La vacuité comme modèle

La vacuité comme modèle

22 mai 2023 Non Par Paul Rassat

Voici une contribution de Bernard Favre, à qui l’on doit le film La Trace. Il est aussi historien et connaît parfaitement les Savoie. «  La vacuité comme modèle » fait écho à un article déjà publié par Talpa.

L’oubli du passé

« On semble avoir oublié le passé culturel et artistique d’Annecy » Un oubli ? Pas sûr. On vient de retrouver cette plaque dans une salle isolée du Palais de l’Isle.

Un oubli qui efface une page bien peu glorieuse de nombre d’Annéciens qui firent un accueil triomphal au chef de l’État français. Un Pâquier noir de monde. Une ville où les affidés de Pétain ont été bien plus nombreux que ceux déterminés à résister.

Le Petit Savoyard – 27 septembre 1941

D’un oubli l’autre

À cet oubli en succèderont d’autres : celui de la Milice, de la collaboration. Pensée lacunaire. Tout le monde blanchi grâce au courage de quelques-uns qui se sont dressés contre un régime criminel. On gomme, on minimise, on relativise, on oublie. Tout comme le formidable élan culturel né de la Résistance et animé par ceux de Peuple et Culture, mouvement qui « veut rendre la culture au peuple et le peuple à la culture ».

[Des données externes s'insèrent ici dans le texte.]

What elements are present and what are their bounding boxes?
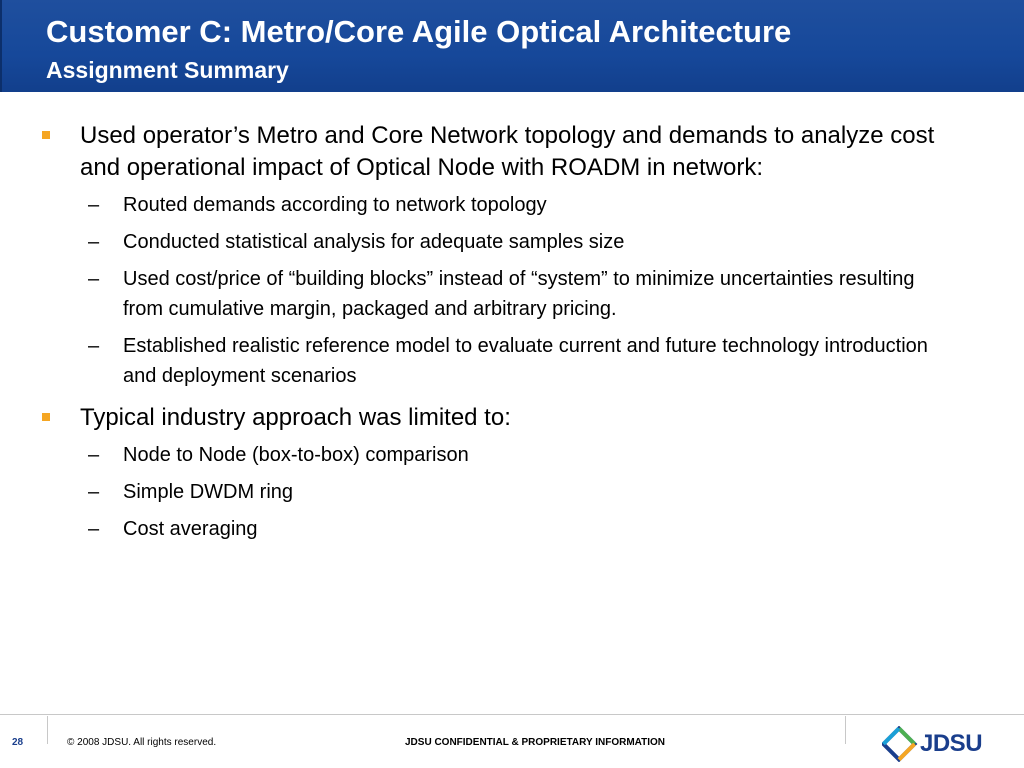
slide-header <box>0 0 1024 92</box>
footer-separator <box>47 716 48 744</box>
sub-bullet-item <box>0 264 1024 324</box>
footer-separator <box>845 716 846 744</box>
sub-bullet-text: Used cost/price of “building blocks” instead of “system” to minimize uncertainties resulting from cumulative margin, packaged and arbitrary pricing. <box>123 268 915 320</box>
dash-bullet-icon: – <box>88 194 100 216</box>
bullet-item <box>0 402 1024 434</box>
sub-bullet-item <box>0 227 1024 257</box>
bullet-text: Used operator’s Metro and Core Network topology and demands to analyze cost and operational impact of Optical Node with ROADM in network: <box>80 122 935 181</box>
sub-bullet-text: Cost averaging <box>123 518 258 540</box>
logo-wordmark: JDSU <box>920 730 983 757</box>
slide-subtitle: Assignment Summary <box>46 57 289 83</box>
sub-bullet-text: Conducted statistical analysis for adequate samples size <box>123 231 625 253</box>
sub-bullet-item <box>0 190 1024 220</box>
sub-bullet-text: Established realistic reference model to evaluate current and future technology introduction and deployment scenarios <box>123 335 928 387</box>
sub-bullet-item <box>0 331 1024 391</box>
copyright-text: © 2008 JDSU. All rights reserved. <box>67 737 217 748</box>
sub-bullet-item <box>0 477 1024 507</box>
bullet-text: Typical industry approach was limited to: <box>80 404 511 431</box>
slide-title: Customer C: Metro/Core Agile Optical Architecture <box>46 14 792 49</box>
square-bullet-icon <box>42 131 50 139</box>
sub-bullet-item <box>0 514 1024 544</box>
dash-bullet-icon: – <box>88 444 100 466</box>
page-number: 28 <box>12 737 24 748</box>
dash-bullet-icon: – <box>88 231 100 253</box>
footer-divider <box>0 714 1024 715</box>
sub-bullet-text: Simple DWDM ring <box>123 481 294 503</box>
dash-bullet-icon: – <box>88 481 100 503</box>
dash-bullet-icon: – <box>88 268 100 290</box>
bullet-item <box>0 120 1024 184</box>
sub-bullet-text: Node to Node (box-to-box) comparison <box>123 444 469 466</box>
dash-bullet-icon: – <box>88 335 100 357</box>
square-bullet-icon <box>42 413 50 421</box>
sub-bullet-item <box>0 440 1024 470</box>
sub-bullet-text: Routed demands according to network topology <box>123 194 547 216</box>
confidential-notice: JDSU CONFIDENTIAL & PROPRIETARY INFORMATION <box>405 737 666 748</box>
slide-body <box>0 120 1024 551</box>
header-edge-line <box>0 0 2 92</box>
dash-bullet-icon: – <box>88 518 100 540</box>
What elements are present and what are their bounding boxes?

Oubliés les camarades d’école qui, rentrés dans la milice, vous « invitaient à partir en Allemagne, précisant « ça te fera du bien », oubliées les peurs, les lâchetés, les divisions, les affrontements, les ruptures ou remisées dans une quelconque pièce isolée ? Le vide tente de prendre la place du désir d’abondance, l’oubli à la place de la mémoire. Plus d’histoire ou d’origine. La vacuité comme modèle !

Talpa reprend la patte et la plume

L’Histoire non écrite

Lors de la restitution de leur travail réalisé en 2017 pour le Conseil Local du Développement d’Annecy, Jacques Lévy et Romain Lajarge pointaient un fait important. La Savoie a écrit son Histoire passée et lointaine. Elle écrit son Histoire actuelle. Mais elle n’a pas écrit celle qui semble correspondre à l’époque que pointe Bernard Favre. D’où, disaient les deux universitaires, la difficulté d’intégration rencontrée par les nouveaux arrivants.

Pastiche de Savoie 

Attention, attention, ceci est un pastiche inspiré par l’article L’amstellodamois qui figure dans L’encyclopédie de la stupidité de Matthis van Boxsel. Un pastiche qui répond à ce vide pointé plus haut.

Un Savoyard est un Savoyard

Qu’est-ce qu’un Savoyard ? Un Savoyard est celui qu’on appelle un Savoyard. Le nom seul insuffle la vie au Savoyard. Mais ce n’est pas tout. Tout Savoyard se réfère à quelque chose d’incompréhensible pour les profanes. On connaît ou on ne connaît pas ; impossible à expliquer. Le gag est évidemment  que ce noyau mystérieux n’existe que par la grâce de l’ignorance de l’autre. Mais le Savoyard lui-même n’a pas la moindre idée de ce dont il parle !

La savoyartitude

La « savoyartitude » sème la discorde entre les habitants : qu’est-ce que le véritable Savoyard ? Ainsi, la savoyartitude empêche les Savoyards de devenir savoyards. C’est la stupidité destructive. Mais en même temps, cette idiotie est une condition d’existence, car se disputer à propos de son identité définit le véritable Savoyard. C’est pourquoi cela n’a aucun sens de dire qu’il n’existe pas d’authentique Savoyard ; le Savoyard n’existe que dans l’échec.

Le doute essentiel

Le Savoyard ne prospère que dans la distance qui le sépare de lui-même en tant que Savoyard. Le Savoyard est typique de la Savoie dans l’étonnement, le doute qui le stimule à se manifester en tant que Savoyard. Il est de Savoie dans les montagnes, la croix de Savoie, le folklore, le baroque et les autres preuves plus ou moins monumentales de son impuissance à avoir prise sur la savoyartitude. Il est de Savoie dans le bluff, la série sans fin de tentatives hautes en couleur mais ratées de prouver qu’il est un Savoyard. C’est la raison pour laquelle le plus grand Savoyard vient toujours d’ailleurs. La France  est la capitale de la Savoie…

   Un Savoyard de naissance n’a pas besoin de s’affirmer, il n’ajoute rien à l’identité de la Savoie. Il est, somme toute, superflu….

De la stupidité universelle

Matthis van Boxsel parle d’Amsterdam. Il serait possible d’appliquer son texte à bien d’autres régions ou lieux que la Savoie. La stupidité est universelle, et donc, aussi, savoyarde.